Bassett is grateful for his chance, however things could have been much different if he had stayed in Somerset with the Glovers.

It was an injury crisis at Town that gave him his chance as ten players on the treatment table left manager Paul Sturrock with little choice but to call up youth team members.

On entering the field against Crawley Town, Bassett became the youngest Yeovil Town player in the club’s Football League history – 17 years, six months and 13 days. He held the record until this year when Devon Arnold took the crown by a whole five months on New Year’s Day.

“I didn’t know at the time until the manager told me after the game. It was a really weird day, and I don’t really remember much about it to be honest.

“He called me into the squad on the Thursday before the game, but I really had no idea I’d be the youngest.”

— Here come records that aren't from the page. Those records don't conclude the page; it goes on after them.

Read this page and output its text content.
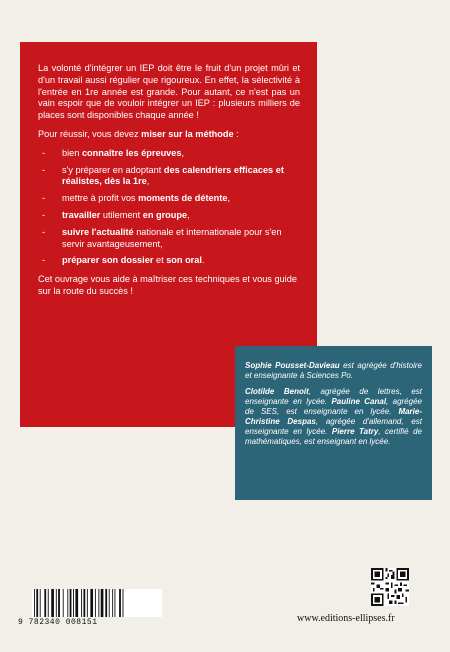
La volonté d'intégrer un IEP doit être le fruit d'un projet mûri et d'un travail aussi régulier que rigoureux. En effet, la sélectivité à l'entrée en 1re année est grande. Pour autant, ce n'est pas un vain espoir que de vouloir intégrer un IEP : plusieurs milliers de places sont disponibles chaque année !

Pour réussir, vous devez miser sur la méthode :

- bien connaître les épreuves,
- s'y préparer en adoptant des calendriers efficaces et réalistes, dès la 1re,
- mettre à profit vos moments de détente,
- travailler utilement en groupe,
- suivre l'actualité nationale et internationale pour s'en servir avantageusement,
- préparer son dossier et son oral.

Cet ouvrage vous aide à maîtriser ces techniques et vous guide sur la route du succès !

Sophie Pousset-Davieau est agrégée d'histoire et enseignante à Sciences Po.

Clotilde Benoit, agrégée de lettres, est enseignante en lycée. Pauline Canal, agrégée de SES, est enseignante en lycée. Marie-Christine Despas, agrégée d'allemand, est enseignante en lycée. Pierre Tatry, certifié de mathématiques, est enseignant en lycée.

9 782340 008151	www.editions-ellipses.fr
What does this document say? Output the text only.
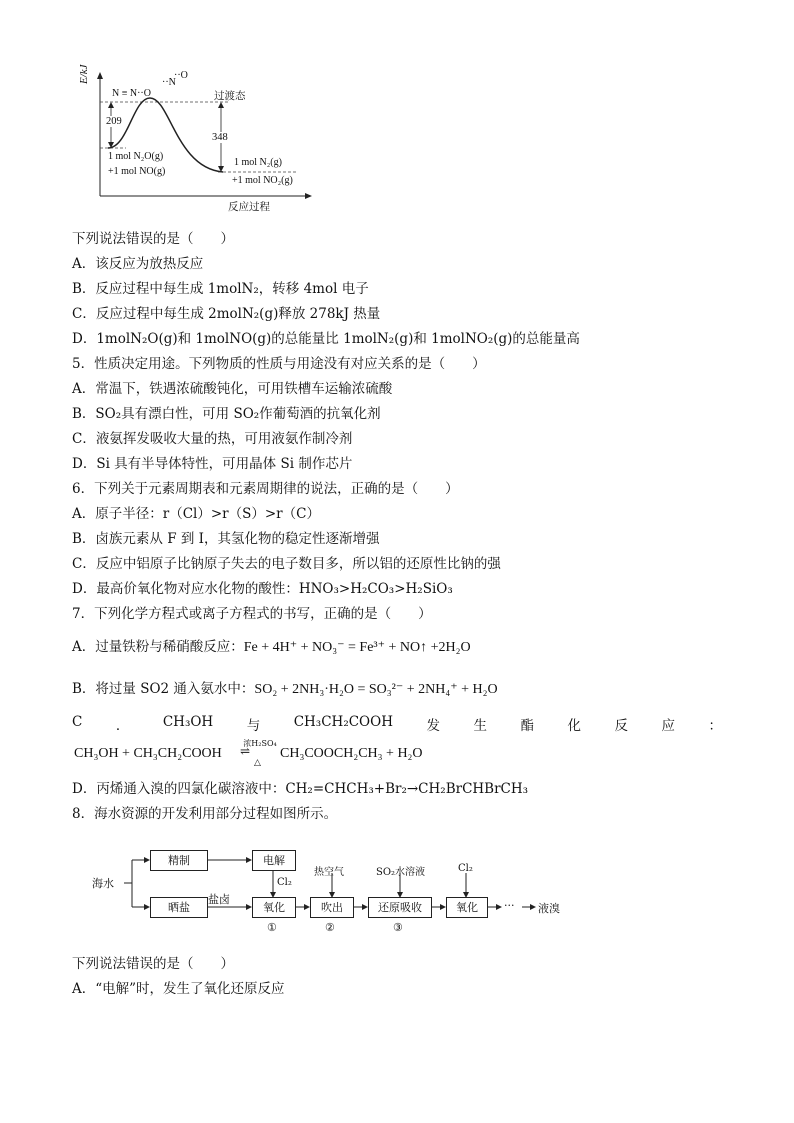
E/kJ
N ≡ N··O
··N
··O
过渡态
209
348
1 mol N₂O(g)
+1 mol NO(g)
1 mol N₂(g)
+1 mol NO₂(g)
反应过程
下列说法错误的是（　　）
A．该反应为放热反应
B．反应过程中每生成 1molN₂，转移 4mol 电子
C．反应过程中每生成 2molN₂(g)释放 278kJ 热量
D．1molN₂O(g)和 1molNO(g)的总能量比 1molN₂(g)和 1molNO₂(g)的总能量高
5．性质决定用途。下列物质的性质与用途没有对应关系的是（　　）
A．常温下，铁遇浓硫酸钝化，可用铁槽车运输浓硫酸
B．SO₂具有漂白性，可用 SO₂作葡萄酒的抗氧化剂
C．液氨挥发吸收大量的热，可用液氨作制冷剂
D．Si 具有半导体特性，可用晶体 Si 制作芯片
6．下列关于元素周期表和元素周期律的说法，正确的是（　　）
A．原子半径：r（Cl）>r（S）>r（C）
B．卤族元素从 F 到 I，其氢化物的稳定性逐渐增强
C．反应中铝原子比钠原子失去的电子数目多，所以铝的还原性比钠的强
D．最高价氧化物对应水化物的酸性：HNO₃>H₂CO₃>H₂SiO₃
7．下列化学方程式或离子方程式的书写，正确的是（　　）
A．过量铁粉与稀硝酸反应：Fe + 4H⁺ + NO₃⁻ = Fe³⁺ + NO↑ +2H₂O
B．将过量 SO2 通入氨水中：SO₂ + 2NH₃·H₂O = SO₃²⁻ + 2NH₄⁺ + H₂O
C ． CH₃OH 与 CH₃CH₂COOH 发 生 酯 化 反 应 ：
CH₃OH + CH₃CH₂COOH
浓H₂SO₄
⇌
△
CH₃COOCH₂CH₃ + H₂O
D．丙烯通入溴的四氯化碳溶液中：CH₂=CHCH₃+Br₂→CH₂BrCHBrCH₃
8．海水资源的开发利用部分过程如图所示。
海水
精制	电解
Cl₂
晒盐
盐卤
氧化
热空气
吹出
SO₂水溶液
还原吸收
Cl₂
氧化	··· 液溴
①	②	③
下列说法错误的是（　　）
A．“电解”时，发生了氧化还原反应
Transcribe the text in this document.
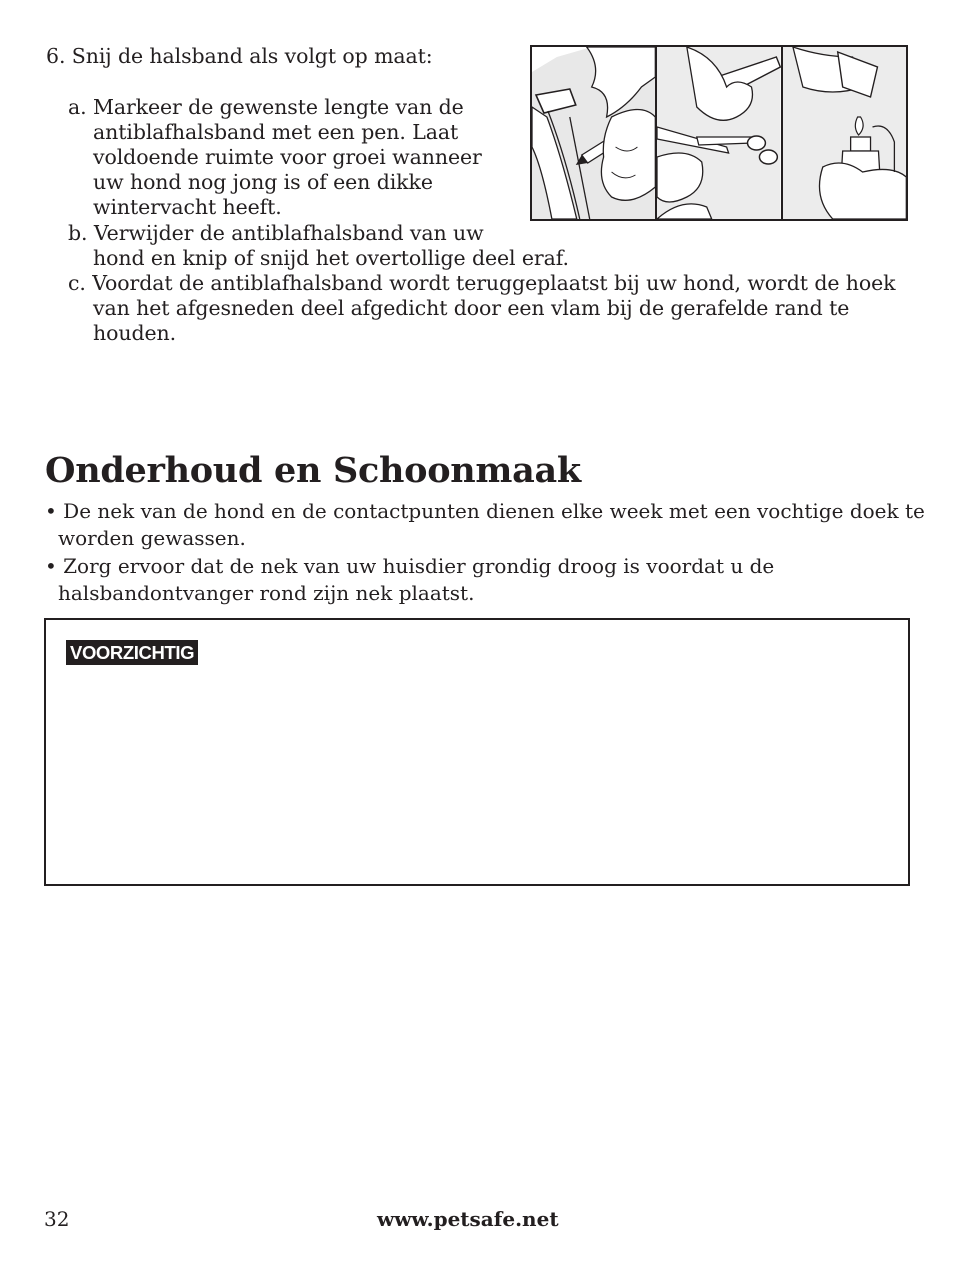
6. Snij de halsband als volgt op maat:
a. Markeer de gewenste lengte van de
antiblafhalsband met een pen. Laat
voldoende ruimte voor groei wanneer
uw hond nog jong is of een dikke
wintervacht heeft.
b. Verwijder de antiblafhalsband van uw
hond en knip of snijd het overtollige deel eraf.
c. Voordat de antiblafhalsband wordt teruggeplaatst bij uw hond, wordt de hoek
van het afgesneden deel afgedicht door een vlam bij de gerafelde rand te
houden.
Onderhoud en Schoonmaak
• De nek van de hond en de contactpunten dienen elke week met een vochtige doek te
worden gewassen.
• Zorg ervoor dat de nek van uw huisdier grondig droog is voordat u de
halsbandontvanger rond zijn nek plaatst.
VOORZICHTIG
32	www.petsafe.net
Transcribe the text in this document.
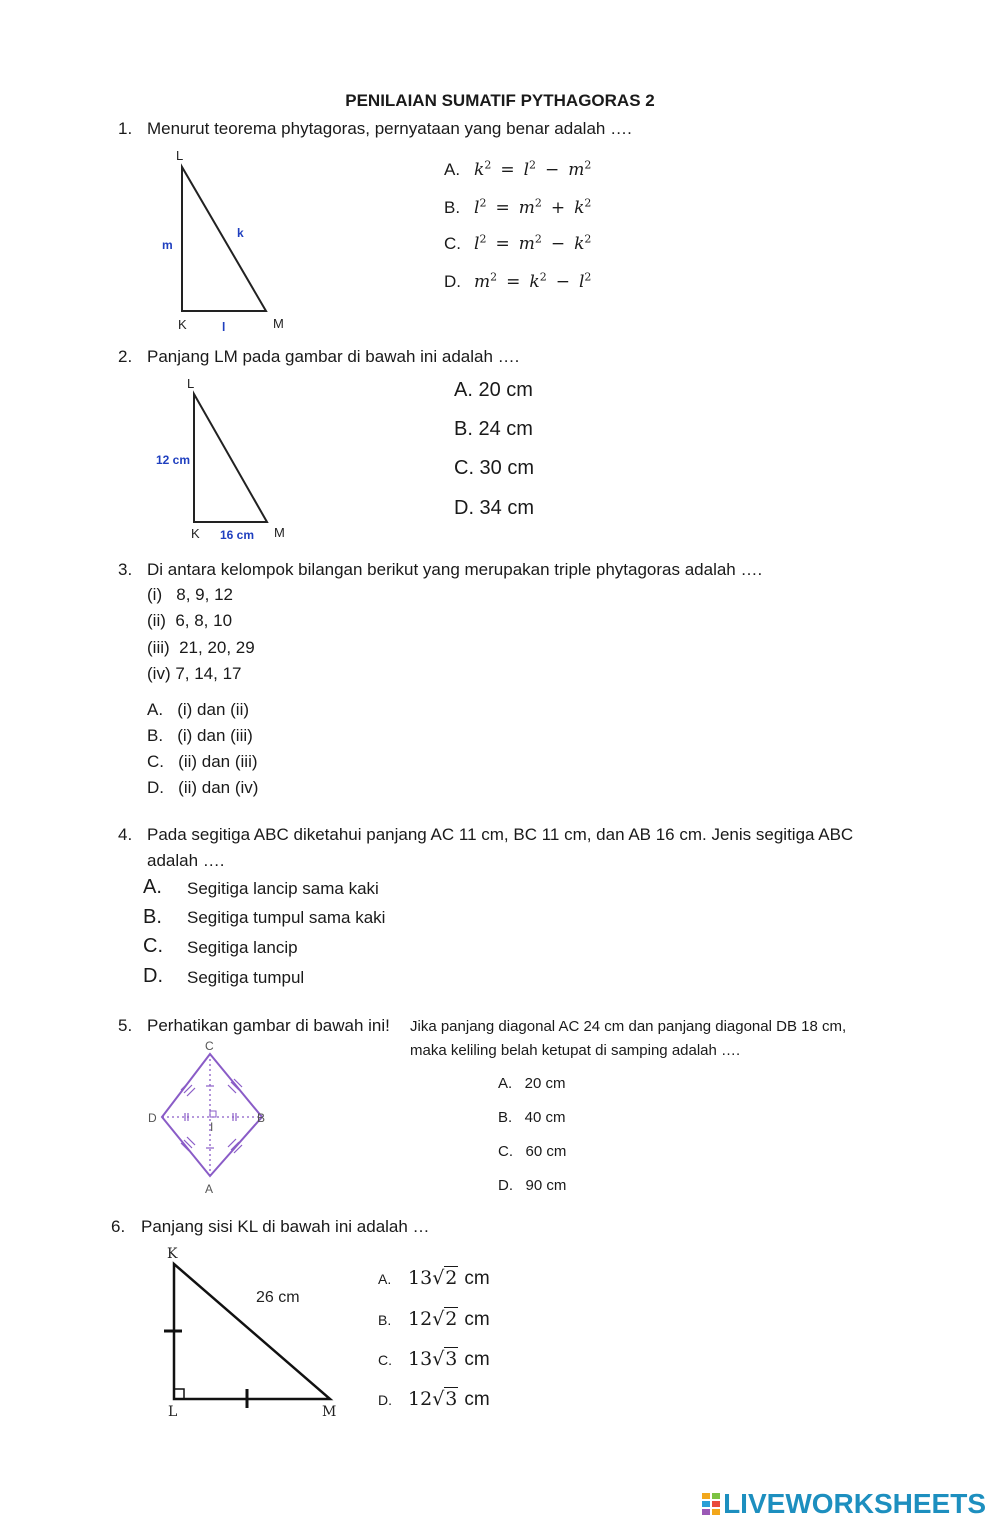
PENILAIAN SUMATIF PYTHAGORAS 2
1. Menurut teorema phytagoras, pernyataan yang benar adalah ….
L
K	M
m
k
l
A. $k^2 = l^2 - m^2$
B. $l^2 = m^2 + k^2$
C. $l^2 = m^2 - k^2$
D. $m^2 = k^2 - l^2$
2. Panjang LM pada gambar di bawah ini adalah ….
L
K	M
12 cm
16 cm
A. 20 cm
B. 24 cm
C. 30 cm
D. 34 cm
3. Di antara kelompok bilangan berikut yang merupakan triple phytagoras adalah ….
(i)   8, 9, 12
(ii)  6, 8, 10
(iii)  21, 20, 29
(iv) 7, 14, 17
A.   (i) dan (ii)
B.   (i) dan (iii)
C.   (ii) dan (iii)
D.   (ii) dan (iv)
4. Pada segitiga ABC diketahui panjang AC 11 cm, BC 11 cm, dan AB 16 cm. Jenis segitiga ABC
adalah ….
A. Segitiga lancip sama kaki
B. Segitiga tumpul sama kaki
C. Segitiga lancip
D. Segitiga tumpul
5. Perhatikan gambar di bawah ini! Jika panjang diagonal AC 24 cm dan panjang diagonal DB 18 cm,
maka keliling belah ketupat di samping adalah ….
C
D	B
A
I
A.   20 cm
B.   40 cm
C.   60 cm
D.   90 cm
6. Panjang sisi KL di bawah ini adalah …
K
L	M
26 cm
A. 13√2 cm
B. 12√2 cm
C. 13√3 cm
D. 12√3 cm
LIVEWORKSHEETS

Now aged 21 and into his 18th month away from home, Bassett is revelling in his new way of life. A country more known for their world famous rugby team, football is a sport not even in the top three most-played in the nation, but Bassett says the standard of the game is much better than most people would think.

“I’ve been asked this question so many times. It’s a lot better than what people think and what people give it credit for. The league has some good players and tends to be really competitive.

“I’d probably say it’s like the National League North it’s hard to say because it’s a different type of game with different types of player.”

As any footballer knows though, Bassett is aware his career could change in an instant and he hasn’t ruled out another international move in the future thanks to his hunger for full time football.

“I want to get back to playing full time again in the future, and as long as the standard is right and the league is right, I really would go anywhere in the world. I don’t have any limits at all.”

For now though, he’s happy where he is – scoring goals and challenging for titles.

“I haven’t been home since I moved and I haven’t looked back.”